Given his family’s dedication to NHPs and its contentious relationship with Health Canada over the years, Mr. Stephan said he was “disgusted” to see Health Canada Chief Medical Advisor Supriya Sharma use the 2012 death of Mr. Stephan’s son as justification for the new NHP regulations.
That 19-month-old was Ezekiel Stephan, Mr. Stephan’s son. Some MPs objected to Dr. Sharma’s use of the example because natural remedies did not cause the infant’s death. Mr. Stephan says the cause of death was examined in detail through court hearings and the case had many nuances.
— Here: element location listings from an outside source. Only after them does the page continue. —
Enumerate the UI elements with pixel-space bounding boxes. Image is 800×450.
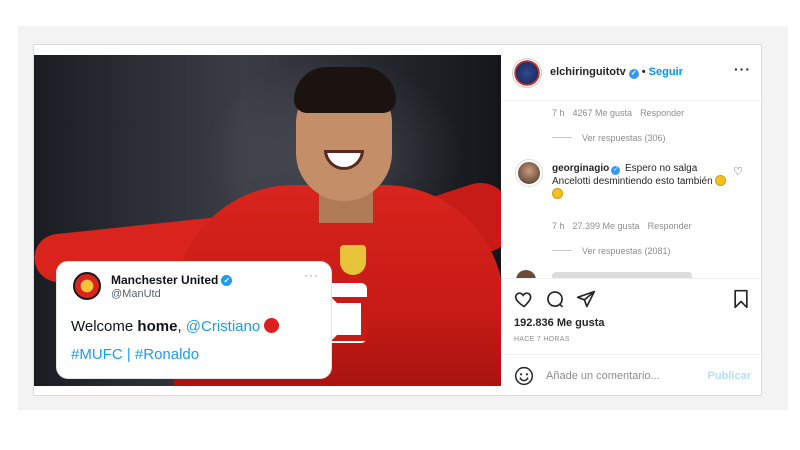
add-comment-bar: Publicar <box>502 354 763 398</box>
reply-button[interactable]: Responder <box>648 221 692 231</box>
more-horizontal-icon[interactable]: ··· <box>734 61 751 77</box>
comment-icon[interactable] <box>545 289 565 309</box>
heart-icon[interactable] <box>514 289 534 309</box>
tweet-author-name: Manchester United ✓ <box>111 273 233 287</box>
verified-badge-icon: ✓ <box>221 275 233 286</box>
tweet-author-handle: @ManUtd <box>111 288 161 300</box>
reply-button[interactable]: Responder <box>640 108 684 118</box>
likes-count[interactable]: 192.836 Me gusta <box>514 317 605 329</box>
grimacing-emoji-icon <box>715 175 727 186</box>
follow-button[interactable]: Seguir <box>649 66 683 78</box>
grinning-sweat-emoji-icon <box>552 188 563 199</box>
next-commenter-avatar[interactable] <box>516 270 536 278</box>
smile-icon[interactable] <box>514 366 534 386</box>
post-actions: 192.836 Me gusta HACE 7 HORAS Publicar <box>502 278 763 397</box>
comment-input[interactable] <box>546 368 696 384</box>
post-photo[interactable]: Manchester United ✓ @ManUtd ··· Welcome h… <box>34 55 501 386</box>
account-username[interactable]: elchiringuitotv <box>550 66 626 78</box>
verified-badge-icon: ✓ <box>628 69 639 79</box>
tweet-mention: @Cristiano <box>185 318 261 335</box>
comment-meta: 7 h 4267 Me gusta Responder <box>552 108 685 118</box>
comment-body: georginagio ✓ Espero no salga Ancelotti d… <box>552 162 730 201</box>
post-sidebar: elchiringuitotv ✓ • Seguir ··· 7 h 4267 Me g… <box>502 45 763 397</box>
commenter-username[interactable]: georginagio <box>552 163 609 174</box>
manchester-united-logo-icon <box>73 272 101 300</box>
embedded-tweet-card: Manchester United ✓ @ManUtd ··· Welcome h… <box>56 261 332 379</box>
instagram-post: Manchester United ✓ @ManUtd ··· Welcome h… <box>33 44 763 397</box>
publish-button[interactable]: Publicar <box>708 370 751 382</box>
commenter-avatar[interactable] <box>516 160 542 186</box>
club-crest-on-shirt <box>340 245 366 275</box>
comment-like-heart-icon[interactable]: ♡ <box>733 165 743 178</box>
post-header: elchiringuitotv ✓ • Seguir ··· <box>502 45 763 101</box>
replies-divider <box>552 250 572 251</box>
view-replies-button[interactable]: Ver respuestas (306) <box>552 133 666 143</box>
comment-meta: 7 h 27.399 Me gusta Responder <box>552 221 692 231</box>
verified-badge-icon: ✓ <box>611 166 621 175</box>
account-username-row: elchiringuitotv ✓ • Seguir <box>550 66 683 79</box>
comments-list[interactable]: 7 h 4267 Me gusta Responder Ver respuestas… <box>502 102 763 278</box>
post-timestamp: HACE 7 HORAS <box>514 336 570 343</box>
replies-divider <box>552 137 572 138</box>
red-circle-emoji-icon <box>264 318 280 333</box>
tweet-hashtags: #MUFC | #Ronaldo <box>71 346 200 363</box>
account-avatar[interactable] <box>512 58 542 88</box>
player-hair <box>294 67 396 113</box>
tweet-text: Welcome home, @Cristiano <box>71 318 280 335</box>
separator-dot: • <box>641 66 646 78</box>
tweet-more-icon: ··· <box>304 268 319 282</box>
view-replies-button[interactable]: Ver respuestas (2081) <box>552 246 671 256</box>
bookmark-icon[interactable] <box>731 289 751 309</box>
paper-plane-icon[interactable] <box>576 289 596 309</box>
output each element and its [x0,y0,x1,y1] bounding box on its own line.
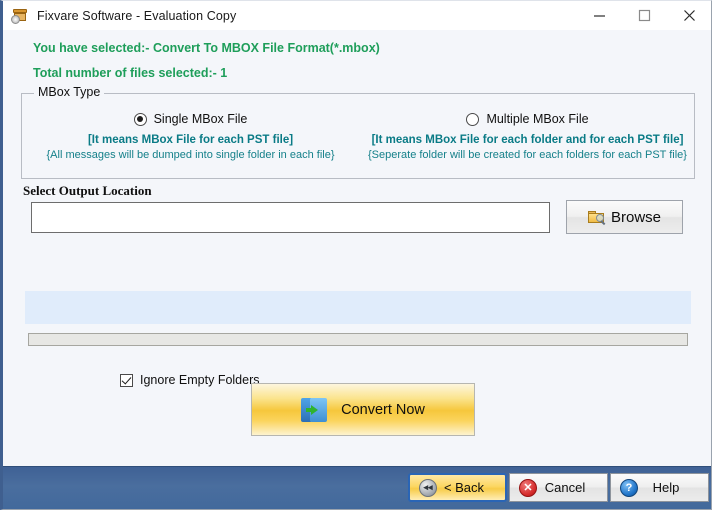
radio-single-mbox-label: Single MBox File [153,112,248,126]
output-location-label: Select Output Location [23,183,152,198]
selection-summary-line1: You have selected:- Convert To MBOX File… [33,41,380,55]
help-button[interactable]: ? Help [610,473,709,502]
cancel-icon: ✕ [519,478,537,497]
multiple-mbox-hint-bold: [It means MBox File for each folder and … [371,134,684,146]
status-list-area [25,291,691,324]
single-mbox-option[interactable]: Single MBox File [It means MBox File for… [22,110,359,161]
cancel-button-label: Cancel [544,480,586,495]
folder-search-icon [587,209,608,226]
single-mbox-hint-sub: {All messages will be dumped into single… [46,149,335,161]
ignore-empty-folders-label: Ignore Empty Folders [140,373,260,387]
convert-arrow-icon [301,397,328,422]
window-controls [577,1,711,30]
conversion-progress-bar [28,333,688,346]
title-bar: Fixvare Software - Evaluation Copy [3,1,711,30]
window-title: Fixvare Software - Evaluation Copy [37,8,237,23]
footer-bar: ◂◂ < Back ✕ Cancel ? Help [3,466,711,509]
browse-button[interactable]: Browse [566,200,683,234]
browse-button-label: Browse [610,208,662,226]
radio-multiple-mbox[interactable] [466,112,480,126]
back-button[interactable]: ◂◂ < Back [408,473,507,502]
multiple-mbox-option[interactable]: Multiple MBox File [It means MBox File f… [359,110,696,161]
ignore-empty-folders-row[interactable]: Ignore Empty Folders [120,373,260,387]
rewind-icon: ◂◂ [419,478,437,497]
minimize-icon[interactable] [577,1,622,30]
convert-now-label: Convert Now [341,401,425,418]
selection-summary-line2: Total number of files selected:- 1 [33,66,228,80]
multiple-mbox-hint-sub: {Seperate folder will be created for eac… [368,149,687,161]
single-mbox-hint-bold: [It means MBox File for each PST file] [87,134,294,146]
maximize-icon[interactable] [622,1,667,30]
archive-box-icon [11,7,29,25]
output-path-input[interactable] [31,202,550,233]
convert-now-button[interactable]: Convert Now [251,383,475,436]
radio-single-mbox[interactable] [133,112,147,126]
application-window: Fixvare Software - Evaluation Copy You h… [0,0,712,510]
radio-multiple-mbox-label: Multiple MBox File [486,112,589,126]
ignore-empty-folders-checkbox[interactable] [120,373,133,387]
help-button-label: Help [652,480,680,495]
mbox-type-group: MBox Type Single MBox File [It means MBo… [21,85,696,179]
back-button-label: < Back [443,480,485,495]
close-icon[interactable] [667,1,711,30]
cancel-button[interactable]: ✕ Cancel [509,473,608,502]
mbox-type-legend: MBox Type [34,85,105,99]
help-icon: ? [620,478,638,497]
main-content: You have selected:- Convert To MBOX File… [3,30,711,509]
Dr. Sharma did not reply to an Epoch Times request for further comment. She also cited the example of an epilepsy patient in Toronto who switched from pharmaceutical medications to natural remedies and died from a series of continuous seizures.
Starting in the 1990s
In the 1990s, proposals to treat NHPs like drugs met with protest in Canada and the United States, where actor Mel Gibson famously took part in an ad showing a swat team raiding his house for his vitamin C tablets (the U.S. authorities did actually raid some health stores at the time, though less dramatically).The United States is currently much more relaxed in its NHP regulation than Canada, Mr. Stephan said. TrueHope’s U.S. website still shows the company’s claims regarding treatment of bipolar disorder and 35 scientific studies related to those claims, whereas that information has been censored from its Canadian website.
Mr. Stephan believes that, met with great protest for its outright attempts to strongly regulate in the 1990s, Health Canada has instead opted for a “slow boiling of the frog.”
“Over the last about 14 years, we’ve seen a constant diminishment of the amount of natural health products available in the Canadian market,” he said. “And it’s just taking place at a slow enough rate that the average person wouldn’t catch it.”